O Supremo Tribunal Federal começou a julgar uma ação da Mesa Diretora do Senado que quer transformar o Congresso Nacional numa fortaleza intocável — um pedido formal para que só o STF possa autorizar buscas e apreensões nas dependências parlamentares. A disputa chega num momento explosivo: o Legislativo pressiona por blindagens e até anistia para os condenados do 8 de Janeiro, enquanto o Judiciário tenta afirmar seus mecanismos de controle. O resultado desse julgamento vai além de tecnicalidades jurídicas; é uma encruzilhada política sobre quem manda no país.
O contexto: blindagem e anistia
A ação, que remonta a 2016 e nasceu da polêmica Operação Métis — que investigava supostas ações de contrainteligência para atrapalhar a Lava Jato — voltou à tona num cenário bem diferente. Nesta semana, três ministros já votaram para fixar que é competência exclusiva do STF autorizar buscas e apreensões no Congresso e em imóveis funcionais ocupados por parlamentares: Cristiano Zanin, Alexandre de Moraes e Gilmar Mendes. Ainda faltam os votos de oito ministros; o plenário virtual recebe manifestações até o dia 26.
A Mesa do Senado insiste que não se trata de blindagem, mas de proteção institucional. “O que se sustenta é que as medidas cautelares deferidas por juízo de primeira instância, quando dirigidas ao local de desempenho da função pública, necessariamente vão alcançar conteúdo relacionado a esse desempenho, ou seja, informações estratégicas ou protegidas por sigilo” — Mesa Diretora do Senado. Traduzindo: “não nos vasculhem porque podemos achar algo inconveniente para a política”. E quem fica desconfortável com isso? Exatamente: quem tem contas a acertar com a lei.

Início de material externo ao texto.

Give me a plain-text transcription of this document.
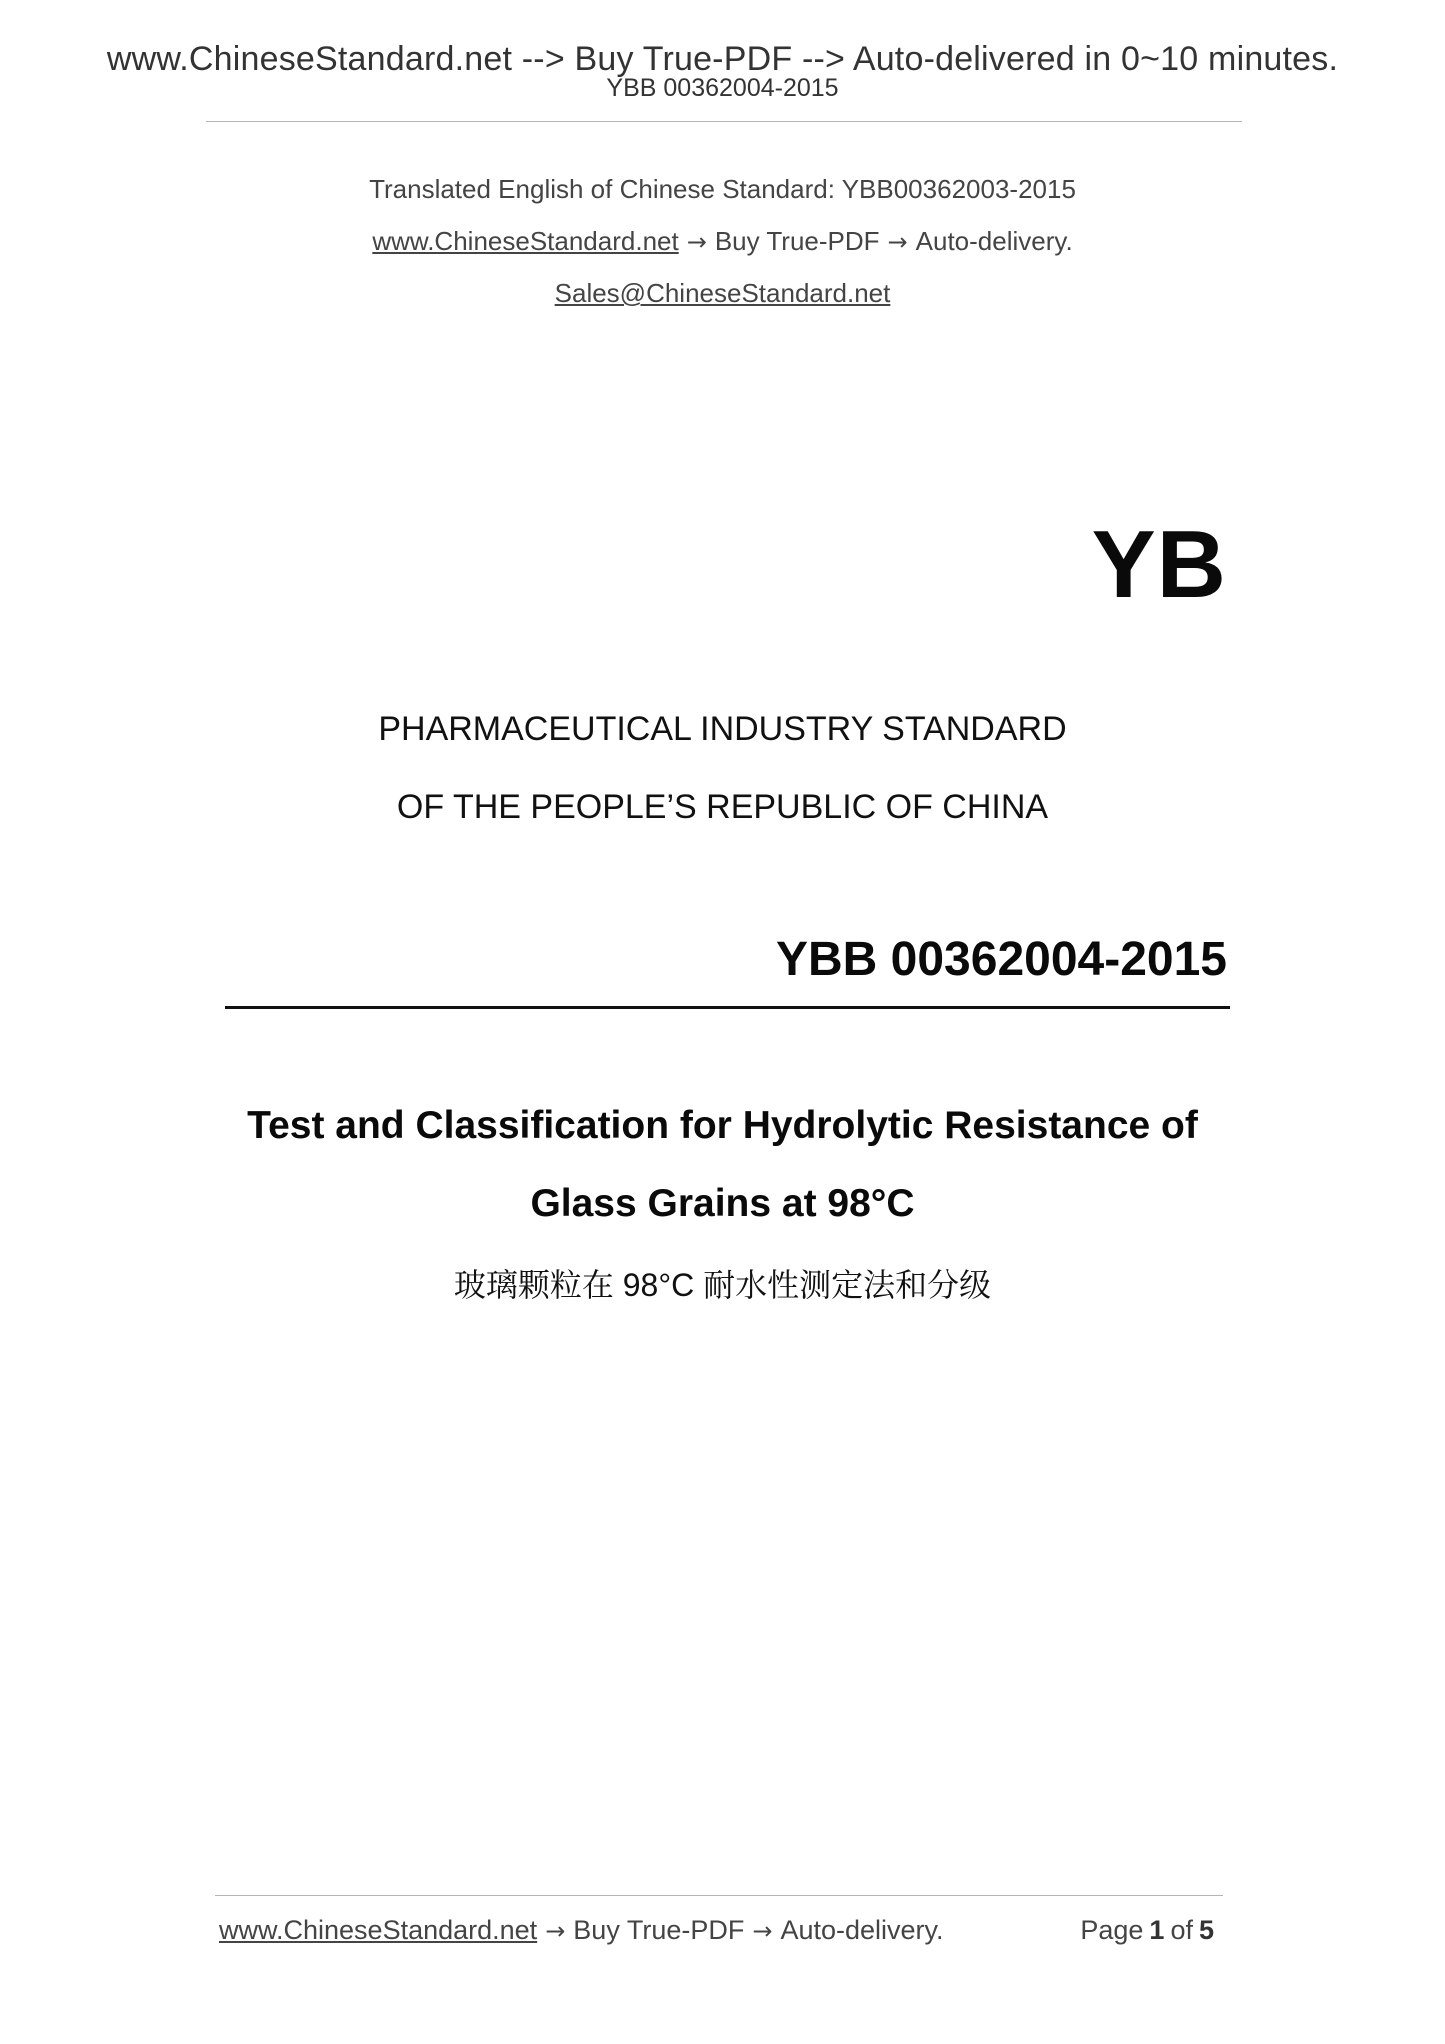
www.ChineseStandard.net --> Buy True-PDF --> Auto-delivered in 0~10 minutes.
YBB 00362004-2015
Translated English of Chinese Standard: YBB00362003-2015
www.ChineseStandard.net → Buy True-PDF → Auto-delivery.
Sales@ChineseStandard.net
YB
PHARMACEUTICAL INDUSTRY STANDARD
OF THE PEOPLE’S REPUBLIC OF CHINA
YBB 00362004-2015
Test and Classification for Hydrolytic Resistance of
Glass Grains at 98°C
玻璃颗粒在 98°C 耐水性测定法和分级
www.ChineseStandard.net → Buy True-PDF → Auto-delivery.	Page 1 of 5
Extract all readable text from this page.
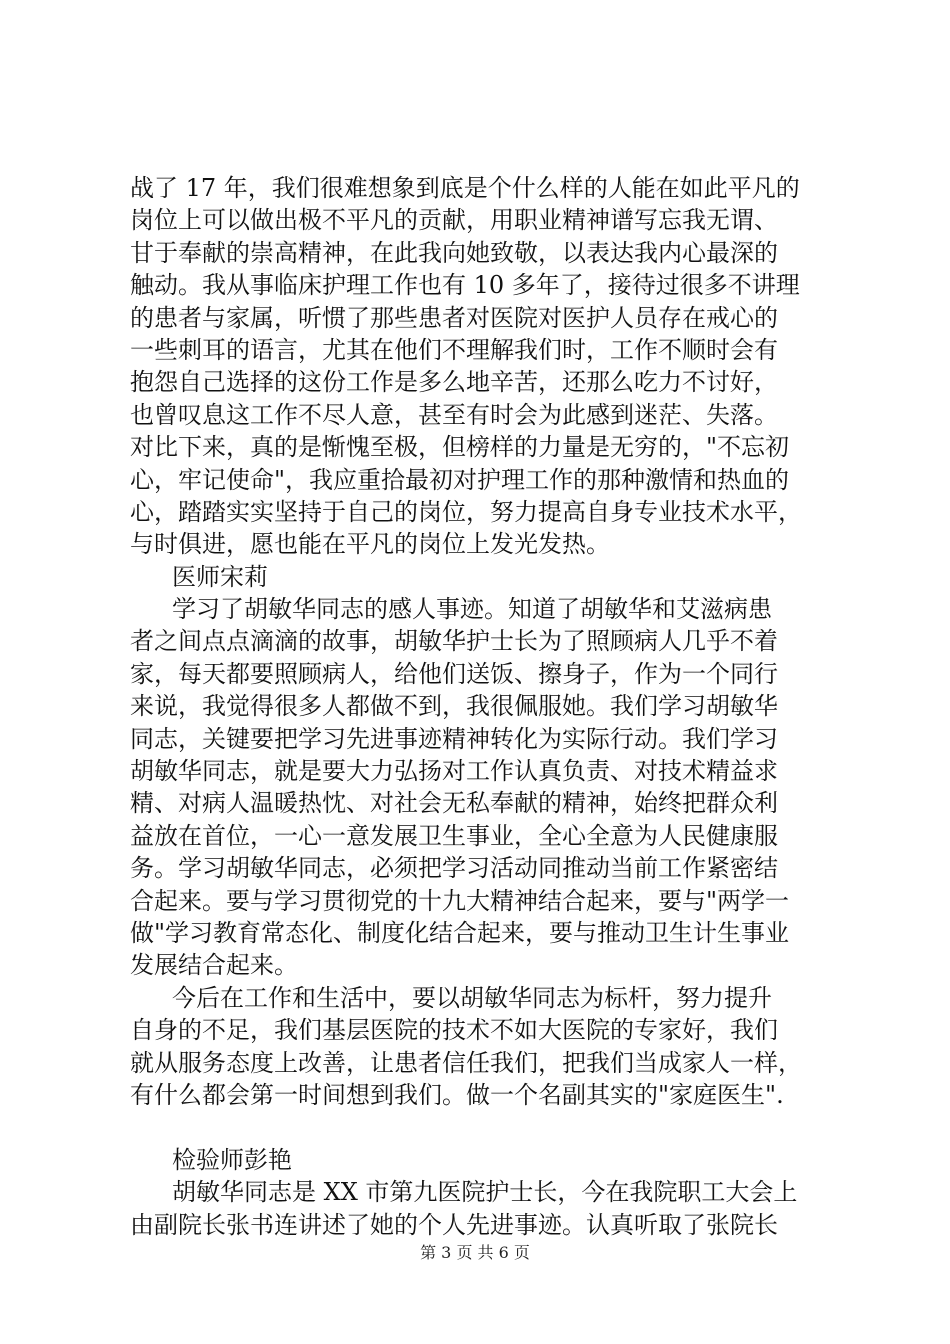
战了 17 年，我们很难想象到底是个什么样的人能在如此平凡的
岗位上可以做出极不平凡的贡献，用职业精神谱写忘我无谓、
甘于奉献的崇高精神，在此我向她致敬，以表达我内心最深的
触动。我从事临床护理工作也有 10 多年了，接待过很多不讲理
的患者与家属，听惯了那些患者对医院对医护人员存在戒心的
一些刺耳的语言，尤其在他们不理解我们时，工作不顺时会有
抱怨自己选择的这份工作是多么地辛苦，还那么吃力不讨好，
也曾叹息这工作不尽人意，甚至有时会为此感到迷茫、失落。
对比下来，真的是惭愧至极，但榜样的力量是无穷的，"不忘初
心，牢记使命"，我应重拾最初对护理工作的那种激情和热血的
心，踏踏实实坚持于自己的岗位，努力提高自身专业技术水平，
与时俱进，愿也能在平凡的岗位上发光发热。
医师宋莉
学习了胡敏华同志的感人事迹。知道了胡敏华和艾滋病患
者之间点点滴滴的故事，胡敏华护士长为了照顾病人几乎不着
家，每天都要照顾病人，给他们送饭、擦身子，作为一个同行
来说，我觉得很多人都做不到，我很佩服她。我们学习胡敏华
同志，关键要把学习先进事迹精神转化为实际行动。我们学习
胡敏华同志，就是要大力弘扬对工作认真负责、对技术精益求
精、对病人温暖热忱、对社会无私奉献的精神，始终把群众利
益放在首位，一心一意发展卫生事业，全心全意为人民健康服
务。学习胡敏华同志，必须把学习活动同推动当前工作紧密结
合起来。要与学习贯彻党的十九大精神结合起来，要与"两学一
做"学习教育常态化、制度化结合起来，要与推动卫生计生事业
发展结合起来。
今后在工作和生活中，要以胡敏华同志为标杆，努力提升
自身的不足，我们基层医院的技术不如大医院的专家好，我们
就从服务态度上改善，让患者信任我们，把我们当成家人一样，
有什么都会第一时间想到我们。做一个名副其实的"家庭医生".
检验师彭艳
胡敏华同志是 XX 市第九医院护士长，今在我院职工大会上
由副院长张书连讲述了她的个人先进事迹。认真听取了张院长
第 3 页 共 6 页
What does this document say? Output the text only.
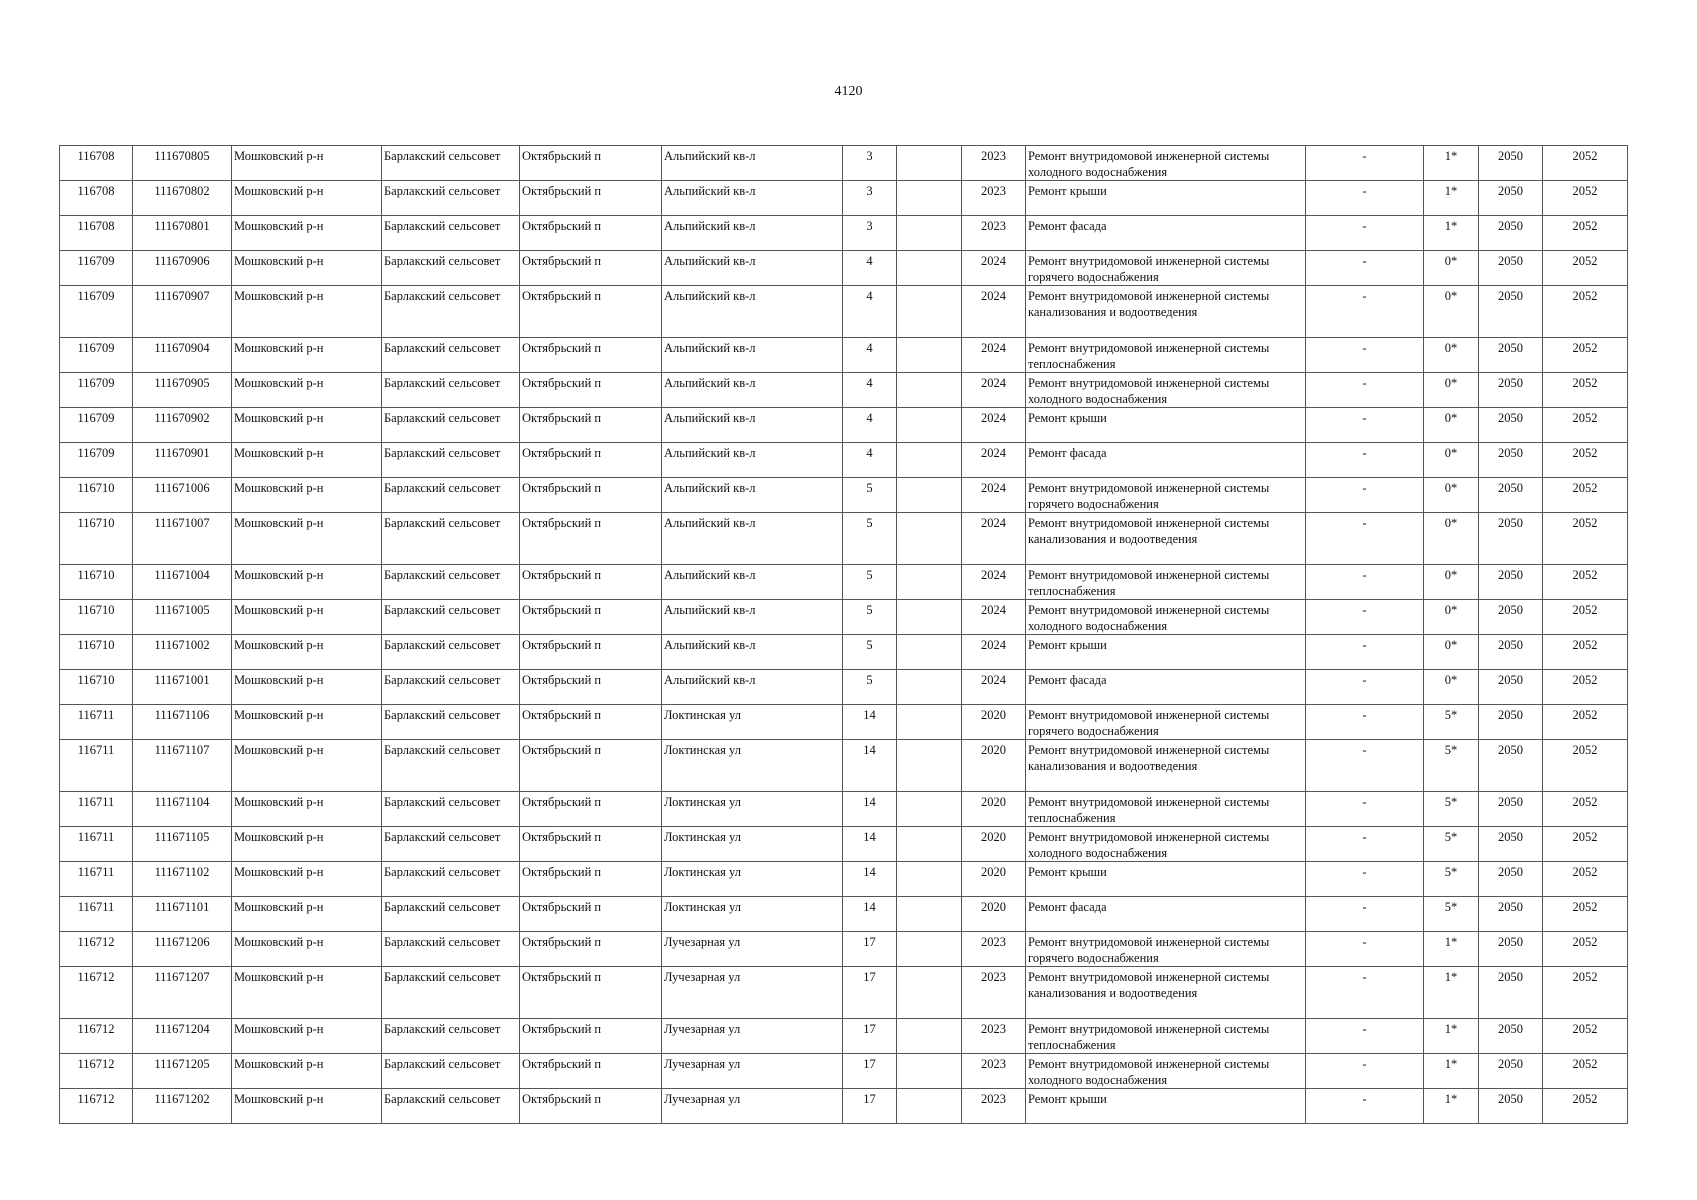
4120
116708	111670805	Мошковский р-н	Барлакский сельсовет	Октябрьский п	Альпийский кв-л	3		2023	Ремонт внутридомовой инженерной системы холодного водоснабжения	-	1*	2050	2052
116708	111670802	Мошковский р-н	Барлакский сельсовет	Октябрьский п	Альпийский кв-л	3		2023	Ремонт крыши	-	1*	2050	2052
116708	111670801	Мошковский р-н	Барлакский сельсовет	Октябрьский п	Альпийский кв-л	3		2023	Ремонт фасада	-	1*	2050	2052
116709	111670906	Мошковский р-н	Барлакский сельсовет	Октябрьский п	Альпийский кв-л	4		2024	Ремонт внутридомовой инженерной системы горячего водоснабжения	-	0*	2050	2052
116709	111670907	Мошковский р-н	Барлакский сельсовет	Октябрьский п	Альпийский кв-л	4		2024	Ремонт внутридомовой инженерной системы канализования и водоотведения	-	0*	2050	2052
116709	111670904	Мошковский р-н	Барлакский сельсовет	Октябрьский п	Альпийский кв-л	4		2024	Ремонт внутридомовой инженерной системы теплоснабжения	-	0*	2050	2052
116709	111670905	Мошковский р-н	Барлакский сельсовет	Октябрьский п	Альпийский кв-л	4		2024	Ремонт внутридомовой инженерной системы холодного водоснабжения	-	0*	2050	2052
116709	111670902	Мошковский р-н	Барлакский сельсовет	Октябрьский п	Альпийский кв-л	4		2024	Ремонт крыши	-	0*	2050	2052
116709	111670901	Мошковский р-н	Барлакский сельсовет	Октябрьский п	Альпийский кв-л	4		2024	Ремонт фасада	-	0*	2050	2052
116710	111671006	Мошковский р-н	Барлакский сельсовет	Октябрьский п	Альпийский кв-л	5		2024	Ремонт внутридомовой инженерной системы горячего водоснабжения	-	0*	2050	2052
116710	111671007	Мошковский р-н	Барлакский сельсовет	Октябрьский п	Альпийский кв-л	5		2024	Ремонт внутридомовой инженерной системы канализования и водоотведения	-	0*	2050	2052
116710	111671004	Мошковский р-н	Барлакский сельсовет	Октябрьский п	Альпийский кв-л	5		2024	Ремонт внутридомовой инженерной системы теплоснабжения	-	0*	2050	2052
116710	111671005	Мошковский р-н	Барлакский сельсовет	Октябрьский п	Альпийский кв-л	5		2024	Ремонт внутридомовой инженерной системы холодного водоснабжения	-	0*	2050	2052
116710	111671002	Мошковский р-н	Барлакский сельсовет	Октябрьский п	Альпийский кв-л	5		2024	Ремонт крыши	-	0*	2050	2052
116710	111671001	Мошковский р-н	Барлакский сельсовет	Октябрьский п	Альпийский кв-л	5		2024	Ремонт фасада	-	0*	2050	2052
116711	111671106	Мошковский р-н	Барлакский сельсовет	Октябрьский п	Локтинская ул	14		2020	Ремонт внутридомовой инженерной системы горячего водоснабжения	-	5*	2050	2052
116711	111671107	Мошковский р-н	Барлакский сельсовет	Октябрьский п	Локтинская ул	14		2020	Ремонт внутридомовой инженерной системы канализования и водоотведения	-	5*	2050	2052
116711	111671104	Мошковский р-н	Барлакский сельсовет	Октябрьский п	Локтинская ул	14		2020	Ремонт внутридомовой инженерной системы теплоснабжения	-	5*	2050	2052
116711	111671105	Мошковский р-н	Барлакский сельсовет	Октябрьский п	Локтинская ул	14		2020	Ремонт внутридомовой инженерной системы холодного водоснабжения	-	5*	2050	2052
116711	111671102	Мошковский р-н	Барлакский сельсовет	Октябрьский п	Локтинская ул	14		2020	Ремонт крыши	-	5*	2050	2052
116711	111671101	Мошковский р-н	Барлакский сельсовет	Октябрьский п	Локтинская ул	14		2020	Ремонт фасада	-	5*	2050	2052
116712	111671206	Мошковский р-н	Барлакский сельсовет	Октябрьский п	Лучезарная ул	17		2023	Ремонт внутридомовой инженерной системы горячего водоснабжения	-	1*	2050	2052
116712	111671207	Мошковский р-н	Барлакский сельсовет	Октябрьский п	Лучезарная ул	17		2023	Ремонт внутридомовой инженерной системы канализования и водоотведения	-	1*	2050	2052
116712	111671204	Мошковский р-н	Барлакский сельсовет	Октябрьский п	Лучезарная ул	17		2023	Ремонт внутридомовой инженерной системы теплоснабжения	-	1*	2050	2052
116712	111671205	Мошковский р-н	Барлакский сельсовет	Октябрьский п	Лучезарная ул	17		2023	Ремонт внутридомовой инженерной системы холодного водоснабжения	-	1*	2050	2052
116712	111671202	Мошковский р-н	Барлакский сельсовет	Октябрьский п	Лучезарная ул	17		2023	Ремонт крыши	-	1*	2050	2052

O relator Cristiano Zanin colocou o dedo na ferida ao dizer que apreensões em espaços parlamentares repercutem sobre o exercício do mandato, mesmo que o parlamentar não seja alvo direto. “A apreensão de documentos, ou aparelhos eletrônicos dentro do Congresso, ou em imóvel funcional de parlamentar repercute, mesmo que indiretamente, sobre o desempenho da atividade parlamentar” — Cristiano Zanin. Alexandre de Moraes foi na linha da harmonia institucional, mas deixou claro que a independência dos Poderes não impede o Judiciário de adotar medidas coercitivas quando previstas constitucionalmente. “Os poderes de Estado… devem atuar de maneira harmônica, privilegiando a cooperação e a lealdade institucional… e essa mesma independência dos Poderes consagra a possibilidade de o Poder Judiciário determinar medidas coercitivas em relação aos membros do Legislativo” — Alexandre de Moraes.
O que está em disputa é a capacidade do Judiciário de investigar quem quer que sejam os poderosos. Não se trata apenas de proteger segredos de gabinete — trata-se de impedir que o Legislativo se converta num paraíso para impunidade. E, convenhamos, num país onde o bolsonarismo e suas ramificações sonham com o toma-lá-dá-cá e com a impunidade para seus crimes políticos, qualquer tentativa de blindagem merece desconfiança e resistência.
A leitura que fazemos na Luta Socialista é clara: a direita quer muros. Querem que as instituições sirvam de colete à prova de bala para seus aliados corruptos e golpistas. Enquanto isso, precisamos de instrumentos públicos fortes para responsabilizar quem violou a lei — e para isso o papel do STF é central. Não vamos aceitar que o Congresso se transforme em um bunker imune à lei.
Para nós, que militamos por transformações de fundo, a batalha jurídica é também política. Lula e o PT, que foram e são essenciais para derrotar a extrema-direita e recuperar o Estado democrático, têm diante de si a tarefa de avançar numa agenda que fortaleça o controle público sobre o poder e proteja o interesse popular contra as ambições de bilionários e privatistas. Se o objetivo é construir uma etapa anticapitalista e popular no Brasil, não podemos ceder terreno para as artimanhas que buscam garantir impunidade ao bloco conservador.
O julgamento no STF será um termômetro: confirma-se que nenhum espaço público está acima da lei, ou a elite política conseguirá institucionalizar sua impunidade? A resposta vai dizer muito sobre o que vem pela frente — e sobre como a luta democrática precisará se organizar nas ruas e nos tribunais.